Conspiracy in play – More than a soccer game

By WOO DONG KYUN

Port Said Stadium, Egypt- A soccer match between Al-Ahly and Al-Masry concludes 3 to 1 with Al-Masry victorious. Fans boo and create a ruckus hollering in disappointment as Al-Masry celebrate. Seconds later, a fan spots what seems to be a crowd of armed spectators, and is knocked out by a nearby rocket explosion.

On Wednesday Feb 1st, the violent soccer riot at the stadium tolled 74 deaths after 10,000 armed spectators charged across the field shooting rockets and throwing stones at the visiting fans. Many think the scene is a conspiracy because security levels were at a minimum, allowing a full assault on the victims.

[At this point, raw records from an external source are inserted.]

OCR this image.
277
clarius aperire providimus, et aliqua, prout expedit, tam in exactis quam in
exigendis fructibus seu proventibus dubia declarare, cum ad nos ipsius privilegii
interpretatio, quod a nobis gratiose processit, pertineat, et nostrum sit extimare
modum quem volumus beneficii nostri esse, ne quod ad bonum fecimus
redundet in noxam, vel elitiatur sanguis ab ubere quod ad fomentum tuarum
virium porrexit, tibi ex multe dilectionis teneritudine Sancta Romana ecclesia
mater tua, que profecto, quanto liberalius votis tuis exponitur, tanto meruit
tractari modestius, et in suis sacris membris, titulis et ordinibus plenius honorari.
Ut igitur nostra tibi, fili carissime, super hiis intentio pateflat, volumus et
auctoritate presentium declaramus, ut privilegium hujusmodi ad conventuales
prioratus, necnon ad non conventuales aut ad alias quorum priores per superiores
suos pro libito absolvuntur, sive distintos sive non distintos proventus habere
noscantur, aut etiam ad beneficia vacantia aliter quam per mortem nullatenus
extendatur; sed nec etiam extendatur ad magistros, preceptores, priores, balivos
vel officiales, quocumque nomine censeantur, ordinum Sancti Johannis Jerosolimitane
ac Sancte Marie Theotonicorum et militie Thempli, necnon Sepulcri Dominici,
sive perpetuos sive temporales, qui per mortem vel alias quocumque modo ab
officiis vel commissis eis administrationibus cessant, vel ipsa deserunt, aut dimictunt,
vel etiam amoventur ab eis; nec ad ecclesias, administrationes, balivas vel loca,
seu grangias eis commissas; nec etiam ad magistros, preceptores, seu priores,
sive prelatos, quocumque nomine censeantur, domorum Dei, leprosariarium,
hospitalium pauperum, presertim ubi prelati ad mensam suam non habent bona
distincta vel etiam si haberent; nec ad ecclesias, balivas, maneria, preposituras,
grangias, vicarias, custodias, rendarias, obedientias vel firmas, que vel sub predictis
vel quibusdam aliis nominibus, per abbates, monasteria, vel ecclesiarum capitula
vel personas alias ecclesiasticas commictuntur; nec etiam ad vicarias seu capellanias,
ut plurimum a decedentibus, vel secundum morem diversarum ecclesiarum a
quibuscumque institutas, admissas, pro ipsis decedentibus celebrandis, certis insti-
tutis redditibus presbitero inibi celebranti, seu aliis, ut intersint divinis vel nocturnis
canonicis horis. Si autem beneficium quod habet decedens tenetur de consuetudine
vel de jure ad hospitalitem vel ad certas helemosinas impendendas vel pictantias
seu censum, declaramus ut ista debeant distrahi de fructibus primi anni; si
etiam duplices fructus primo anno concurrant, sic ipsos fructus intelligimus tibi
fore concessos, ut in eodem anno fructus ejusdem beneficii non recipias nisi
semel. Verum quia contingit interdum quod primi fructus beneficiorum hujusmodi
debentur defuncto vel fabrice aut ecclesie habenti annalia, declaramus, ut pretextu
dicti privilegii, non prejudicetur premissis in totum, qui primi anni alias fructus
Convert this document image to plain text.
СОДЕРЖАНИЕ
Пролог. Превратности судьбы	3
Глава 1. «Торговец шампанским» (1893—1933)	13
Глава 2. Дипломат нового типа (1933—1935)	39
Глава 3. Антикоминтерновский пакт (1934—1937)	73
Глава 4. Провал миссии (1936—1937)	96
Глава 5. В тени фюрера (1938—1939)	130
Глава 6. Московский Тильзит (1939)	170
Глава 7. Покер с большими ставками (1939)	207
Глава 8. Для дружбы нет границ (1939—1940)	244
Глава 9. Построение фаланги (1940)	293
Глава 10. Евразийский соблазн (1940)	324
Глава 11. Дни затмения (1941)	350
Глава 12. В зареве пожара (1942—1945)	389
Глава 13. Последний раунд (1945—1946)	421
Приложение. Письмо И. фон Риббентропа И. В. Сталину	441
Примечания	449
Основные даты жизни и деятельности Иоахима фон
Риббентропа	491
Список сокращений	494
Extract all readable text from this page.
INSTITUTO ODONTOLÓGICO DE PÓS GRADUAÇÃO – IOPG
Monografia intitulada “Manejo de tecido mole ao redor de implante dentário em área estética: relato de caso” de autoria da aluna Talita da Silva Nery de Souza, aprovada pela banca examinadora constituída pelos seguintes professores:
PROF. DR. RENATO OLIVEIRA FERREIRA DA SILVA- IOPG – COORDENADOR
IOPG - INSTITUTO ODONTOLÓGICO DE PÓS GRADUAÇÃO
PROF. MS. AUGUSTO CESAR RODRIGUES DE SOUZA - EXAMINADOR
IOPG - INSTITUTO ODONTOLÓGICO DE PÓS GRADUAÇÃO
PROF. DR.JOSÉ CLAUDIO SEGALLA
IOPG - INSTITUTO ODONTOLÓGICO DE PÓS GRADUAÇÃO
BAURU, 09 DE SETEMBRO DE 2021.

Soccer in Egypt is not about which team wins and loses, but about who goes to the game. Ultras – a group that helped in the downfall of Hosni Mubarak – were the main victims during the assault. The fact that the Ultras are Al-Ahly fans may make people look deeper into the riot.

Why would the winning team assault the losing team instead of celebrating?

It so happens that last year, former president Hosni Mubarak was ousted from his position due to his involvement in the deaths of protestors and abusing power; A riot focused on Ultras as the victims could only leave Mubarak supporters as the assailants: an attempt to throw the community into turmoil.

“To me, this is the actions of people who do not want the country to be stable and want to put off the tourists from coming here”, said Former Al-Ahly player Hani Seddik.

On Saturday, February 4, the streets in Cairo suffered from protests and battles between the security forces and protestors. The death toll marked 12 deaths with thousands injured.

On Tuesday, February 14, FIFA gave $250,000 in aid to the victims’ families. FIFA’s donation may have been of significant help, however, it has been one of the myriad contributions.

Relief has come both legally and illegally: With Abul Naga, a Mubarak associate, and the military in power, there is thorough monitoring of what comes in and goes. Unregistered funds by 43 people to promote democracy have put them for trial.

The country, as it is in turmoil, has heard unconvincing words from prominent figures like Abul Naga, who claimed evidence of democratic supporters as working to bring down the ruling regime in Egypt– as instruments of the C.I.A.

This event has been blamed on Mubarak supporters to as far as the C.I.A. by prosecutors. Many if not most see it as conspiracy in play, but the real question is, who pulled the strings.